El regionalismo y el nacionalismo, a partir de ahora para no ser cansino simplemente nacionalismo, es la ideología creada en el S. XIX que más dolor y sufrimientos ha dado a la humanidad, … sin embargo goza de excelente salud, entrar en sus causas excede la capacidad de estas letrillas pero de forma esquemática y simple, se puede apuntar que florece en las crisis económicas, es fácil de explicar, no necesita grandes desarrollos teóricos, es fácilmente contagiable por el efecto acción- reacción, es casi intuitivo y puede llegar a ocupar todo espectro político, el regionalismo la derecha y el nacionalismo la izquierda, …y tan panchos, en este último caso en Cataluña, el subterfugio ha llegado a barrer a la izquierda no nacionalista.

Y por supuesto se refleja en los bares, los anises son un ejemplo, en Valencia si “tocas” un café se pide con anís Tenis, es lo más y es lo “nuestro”; el “Chinchón” es de Madrid y anís del “Mono”, lo peor, catalán; -en su defecto ponme “las Cadenas” que con Navarra no tenemos ningún pleito, y si no tienes, “Marie Brizard”-, este último me comentan mis baristas de confianza que, -sale mucho-. Los nacionalistas pancatalanistas no son mucho de anís.

Los cavas, han sido y son campo de batalla, si eres regionalista, por supuesto “Pago de Tharsys” y si pancatalanista “Gramona” o un “Torello”. Yo que no participo de esas sensibilidades me decanto más por la segunda opción.

En todos sitios cuecen habas en Aragón lo más es tomar un “Bordejé” de Ainzón, ahora al menos es bebible, en 1978 cuando lo probé por primera vez, ofrecido por un carlista de esa tierra, era un caldo horroroso, solamente soportable como militancia aragonesista.

El catalanismo ha tenido entre otras consecuencias el arruinar a la próspera industria del cava catalán, aunque han intentado desmarcarse los productores de esa imagen, declaraciones de los directivos de Freixenet, invitación a los Reyes a visitar las bodegas de Codorniu, etc.
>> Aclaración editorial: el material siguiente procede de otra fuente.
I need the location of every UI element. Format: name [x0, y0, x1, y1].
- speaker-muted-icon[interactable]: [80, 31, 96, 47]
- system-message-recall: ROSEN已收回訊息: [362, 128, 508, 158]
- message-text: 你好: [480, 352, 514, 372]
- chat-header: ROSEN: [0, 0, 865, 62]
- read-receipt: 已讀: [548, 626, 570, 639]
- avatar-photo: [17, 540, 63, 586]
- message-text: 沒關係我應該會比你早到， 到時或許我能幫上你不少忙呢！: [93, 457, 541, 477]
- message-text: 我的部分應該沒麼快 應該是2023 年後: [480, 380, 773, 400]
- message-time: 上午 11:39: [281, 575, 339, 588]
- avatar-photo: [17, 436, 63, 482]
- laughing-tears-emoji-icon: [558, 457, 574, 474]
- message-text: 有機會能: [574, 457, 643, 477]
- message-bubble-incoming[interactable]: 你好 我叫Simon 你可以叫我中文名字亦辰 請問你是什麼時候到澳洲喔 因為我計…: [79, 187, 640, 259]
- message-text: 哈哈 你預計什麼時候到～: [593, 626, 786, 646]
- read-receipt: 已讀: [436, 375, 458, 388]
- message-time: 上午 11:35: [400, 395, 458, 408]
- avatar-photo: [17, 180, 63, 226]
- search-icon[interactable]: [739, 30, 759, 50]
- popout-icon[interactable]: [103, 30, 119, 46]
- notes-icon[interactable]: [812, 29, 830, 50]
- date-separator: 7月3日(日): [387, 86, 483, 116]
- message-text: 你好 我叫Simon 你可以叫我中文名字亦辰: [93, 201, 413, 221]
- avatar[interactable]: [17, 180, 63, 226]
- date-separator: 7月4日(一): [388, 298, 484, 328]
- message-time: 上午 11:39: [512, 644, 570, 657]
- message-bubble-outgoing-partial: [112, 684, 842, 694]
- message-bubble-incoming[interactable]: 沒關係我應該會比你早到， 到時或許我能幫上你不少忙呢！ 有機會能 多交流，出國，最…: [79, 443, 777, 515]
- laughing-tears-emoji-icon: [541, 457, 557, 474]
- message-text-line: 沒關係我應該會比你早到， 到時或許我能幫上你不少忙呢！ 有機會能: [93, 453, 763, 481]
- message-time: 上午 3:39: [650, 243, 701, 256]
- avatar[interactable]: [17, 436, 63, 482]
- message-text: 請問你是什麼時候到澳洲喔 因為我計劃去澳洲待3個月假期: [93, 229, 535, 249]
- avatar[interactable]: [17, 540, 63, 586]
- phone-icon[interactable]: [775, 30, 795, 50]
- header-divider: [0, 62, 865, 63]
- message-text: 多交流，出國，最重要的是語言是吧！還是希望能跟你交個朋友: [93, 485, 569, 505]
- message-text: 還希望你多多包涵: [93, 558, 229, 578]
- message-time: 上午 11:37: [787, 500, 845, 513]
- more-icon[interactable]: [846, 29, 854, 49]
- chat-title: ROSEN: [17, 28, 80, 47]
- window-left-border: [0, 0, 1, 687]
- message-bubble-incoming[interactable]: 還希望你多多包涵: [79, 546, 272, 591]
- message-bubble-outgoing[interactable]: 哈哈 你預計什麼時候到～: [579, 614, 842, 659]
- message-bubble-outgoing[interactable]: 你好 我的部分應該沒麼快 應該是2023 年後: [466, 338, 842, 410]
Y como consecuencia la aparición de elaboradores de cava en muchas regiones incluida la extremeña.

Ante el conflicto un barista me contaba que lo mejor es tener de las dos procedencias valenciana y catalana, para no herir sensibilidades, si se pide un copa de cava, contestar con un lacónico, -¿tiene usted alguna preferencia? La plantilla ya conoce el protocolo.

El tema de los vinos merece un espacio especial, dejémoslo ahí, como muestra presentar la variedad autóctona bobal, como una de las mejores, e incluso con propiedades anticancerígenas. Por supuesto es común pedir, -una copa de Utiel-Requena-, Alicante no existe.

Y las cervezas… ¡ay las cervezas! Todo un mundo, si eres madrileño Mahón, catalán Estrella Damm; los bares aledaños al campo del Mestalla lo tienen claro a la hora de llenar las neveras antes de los partidos. Con la permanencia del Zaragoza en segunda después de la fatal temporada, de momento se tienen que olvidar de la “Ámbar”, que por cierto ha comenzado una estrategia de expansión fuera de Aragón que para eso dejo de llamarse “La zaragozana”, para mí una de las mejores cervezas tipo Pilsen.

Dejo para el final el caso valenciano, la cerveza “El Águila”, con aguilucho imperial incluido, paso a llamarse, “Águila Amstel”, dejando la rapaz por el camino por inconveniencia manifiesta, pasando a llamarse simplemente Amstel, perteneciendo al grupo Heineken, y todavía demandada popularmente como –ponme una “Águila”-. El caso de la “Turia” , la genuina cerveza valenciana, fue adquirida por la catalana Damm, patrocinadora del Valencia C. de Futbol, no ha sido alcanzada por la beligerancia anticatalanista, que con el futbol no se juega.

Si tenía claro mi antinacionalismo, lo anterior me ratifica todavía más. Aprovecho para felicitar la reaparición de la Revista Ajoblanco que en su primer número han prometido no hablar del “procés” ni de Podemos, lo cual se agradece. Bienvenido un soplo de aire fresco.

…Y ahora me voy al cine siguiendo las recomendaciones de los críticos de El Inconformista.